Un biface taillé en amande est bel et bien dépôt et vecteur de culture, porteur d’une compétence apprise (la percussion) prolongée d’une génération de percuteurs à une autre. [...]

Une médiologie par hypothèse aboutie – à cent lieues de notre bricolage – pourrait faire commencer son itinéraire non aux premières plaquettes de pierre décorées de signes abstraits mais, cent mille ans plus tôt, au racloir en silex du Paléolithique inférieur, première création culturelle attestée. [...]

Qu’il soit clair, cependant, que la plus séminale de nos sources d’inspiration extra-littéraires (en excluant donc les Diderot, Hugo, Balzac et le prophétique Valéry) n’est pas MacLuhan, ni même Walter Benjamin (créancier pour nous plus privilégié que le Canadien), mais ce génie scientifique scandaleusement méconnu : l’auteur de L’Homme et la matière.

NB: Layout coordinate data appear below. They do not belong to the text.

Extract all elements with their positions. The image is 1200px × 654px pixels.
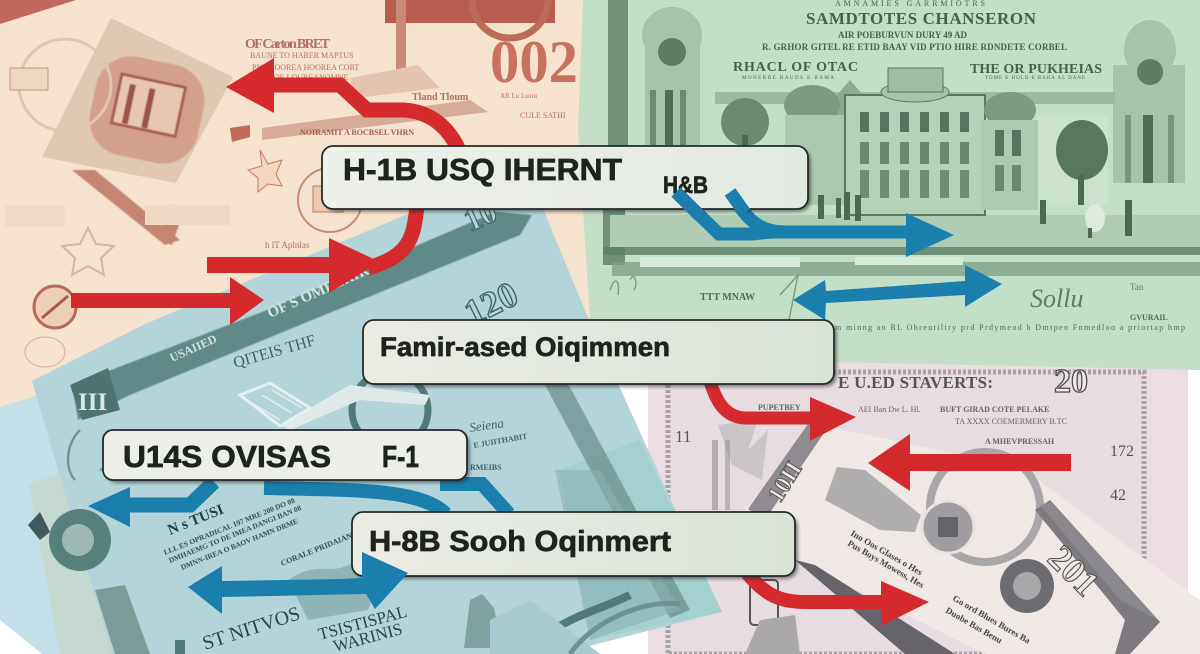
panel: pink banknote sheet: 172 [1110,443,1134,460]
panel: pale left sheet [0,385,130,654]
panel: teal banknote sheet: OF S OMBERIRT [265,259,380,322]
arrow: blue double-headed lower left [188,552,408,614]
panel: teal banknote sheet: 10 [458,192,502,238]
panel: peach certificate sheet: AR Lu Lustu [500,92,537,100]
panel: pink banknote sheet: TA XXXX COEMERMERY B.TC [955,417,1067,426]
panel: peach certificate sheet: h lT Aplnlas [265,240,310,250]
signatures and fine print [610,275,1185,332]
label: H-1B card [322,146,811,212]
panel: tilted dollar note: 201 [1040,537,1107,604]
certificate headings [733,0,1102,81]
signatures and fine print: Tan [1130,282,1144,292]
arrow: blue over H-1B card [676,192,745,216]
panel: teal banknote sheet: TSISTISPAL [316,602,409,644]
panel: pink banknote sheet: 42 [1110,487,1126,504]
certificate headings: R. GRHOR GITEL RE ETID BAAY VID PTIO HIRE RDNDETE CORBEL [762,42,1067,52]
panel: teal banknote sheet: CORALE PRIDAIAN [279,531,354,568]
label: family-based card: Famir-ased Oiqimmen [380,332,670,362]
building: right tower [1113,20,1185,183]
arrow: red curved under first label [207,205,417,293]
arrow: blue double-headed right [793,265,1002,320]
panel: teal banknote sheet: N s TUSI [166,502,226,539]
certificate headings: RHACL OF OTAC [733,60,858,75]
panel: teal banknote sheet: Seiena [468,415,505,435]
arrow: red pointing left [868,434,1071,491]
panel: peach certificate sheet: Tland Tloum [412,92,469,103]
signatures and fine print: GVURAIL [1130,313,1168,322]
panel: teal banknote sheet: ST NITVOS [200,603,303,654]
panel: green certificate sheet [578,0,1200,384]
panel: tilted dollar note: Duobe Bas Benu [944,605,1004,645]
panel: peach certificate sheet: PNA LOOREA HOOREA CORT [252,63,359,72]
certificate headings: AIR POEBURVUN DURY 49 AD [838,30,968,40]
label: family-based card [363,320,837,387]
label: U14S visas card: U14S OVISAS [123,439,331,474]
certificate headings: SAMDTOTES CHANSERON [806,9,1037,28]
certificate headings: THE OR PUKHEIAS [970,62,1102,77]
panel: teal banknote sheet [28,165,722,654]
panel: pink banknote sheet: 20 [1054,363,1088,400]
figures on the plaza [818,192,1132,238]
panel: teal banknote sheet: E JUIITHABIT [473,432,529,450]
panel: pink banknote sheet: BUFT GIRAD COTE PELAKE [940,405,1049,414]
panel: pink banknote sheet: A MHEVPRESSAH [985,437,1055,446]
panel: peach certificate sheet [0,0,600,420]
building: left tower [642,7,702,145]
panel: tilted dollar note: Go ord Blues Bures Ba [951,593,1033,646]
panel: teal banknote sheet: RMEIBS [470,463,502,472]
panel: teal banknote sheet: USAIIED [168,331,219,365]
label: H-1B card: H-1B USQ IHERNT [343,152,622,187]
arrow: red left lower [71,277,264,325]
panel: tilted dollar note: Pus Boys Mowess, Hes [846,538,926,590]
certificate headings: MONERDE BAUDS E BAMA [742,76,834,81]
arrow: red from second label [709,378,856,441]
arrow: blue right pair [676,192,954,257]
signatures and fine print: m minng an RL Ohreutiliry prd Prdymeod h Dmtpen Fnmedloo a priortap hmp [835,323,1185,332]
panel: teal banknote sheet: QITEIS THF [231,332,318,372]
label: U14S visas card: F-1 [382,439,419,474]
panel: pink banknote sheet: E U.ED STAVERTS: [838,373,993,392]
panel: tilted dollar note: Ino Oos Glases o Hes [849,528,925,577]
label: H-8B card [352,512,798,579]
panel: teal banknote sheet: 120 [458,274,524,333]
panel: peach certificate sheet: OF Carton BRET [245,37,331,52]
panel: pink banknote sheet [648,362,1188,654]
certificate headings: TDME E HOLD E BAHA AL DANE [985,76,1085,81]
signatures and fine print: TTT MNAW [700,292,755,303]
panel: peach certificate sheet: BAUNE TO HARER MAPTUS [250,51,354,60]
label: U14S visas card [103,430,470,483]
panel: pink banknote sheet: AEI Ban Dw L. Hl. [858,405,921,414]
label: H-1B card: H&B [663,172,708,199]
arrow: blue left from third label [88,482,214,527]
arrow: red from fourth label [747,573,929,626]
building: central facade [715,68,1115,215]
label: H-8B card: H-8B Sooh Oqinmert [369,526,671,558]
panel: teal banknote sheet: DMNN-IREA O BAOV HAMN DRME [179,516,299,572]
arrow: red top-left [226,58,458,148]
panel: peach certificate sheet: A 1 MINOE LOUREANOMNE [245,73,348,82]
panel: tilted dollar note: 10II [763,457,808,507]
panel: peach certificate sheet: 002 [490,29,578,95]
panel: teal banknote sheet: LLL ES OPRADICAL 197 MRE 200 DO 08 [162,496,296,557]
panel: teal banknote sheet: DMHAEMG TO DE IMEA DANGI BAN 08 [167,503,303,565]
panel: tilted dollar note [745,424,1200,654]
panel: peach certificate sheet: NOIRAMIT A BOCBSEL VHRN [300,128,414,137]
panel: teal banknote sheet: III [78,389,107,416]
arrow: blue curves toward fourth label [264,484,509,514]
signatures and fine print: Sollu [1030,284,1083,313]
panel: peach certificate sheet: CULE SATHI [520,111,566,120]
panel: pink banknote sheet: 11 [675,427,691,446]
panel: pink banknote sheet: PUPETBEY [758,403,801,412]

Sans avoir thématisé la transmission en tant que telle, ce solitaire aura osé, avec patience et méticulosité, ressouder les conquêtes symboliques aux conquêtes techniques. Si un disgracié n’avait qu’un ouvrage à emporter sur une île déserte ou en prison, section « sciences de l’homme et de la société », c’est Le Geste et la parole qu’il glissera dans sa besace. C’est, à notre connaissance, le plus dense compte rendu de « la succession des hommes » (Pascal), où l’incessant aller-retour entre le corporel et le spirituel, les vecteurs et les valeurs, les mémoires et les libérations, permet d’embrasser, à même la dynamique des millénaires, l’évolution à chaque instant combinée du cortex, du silex et du signe.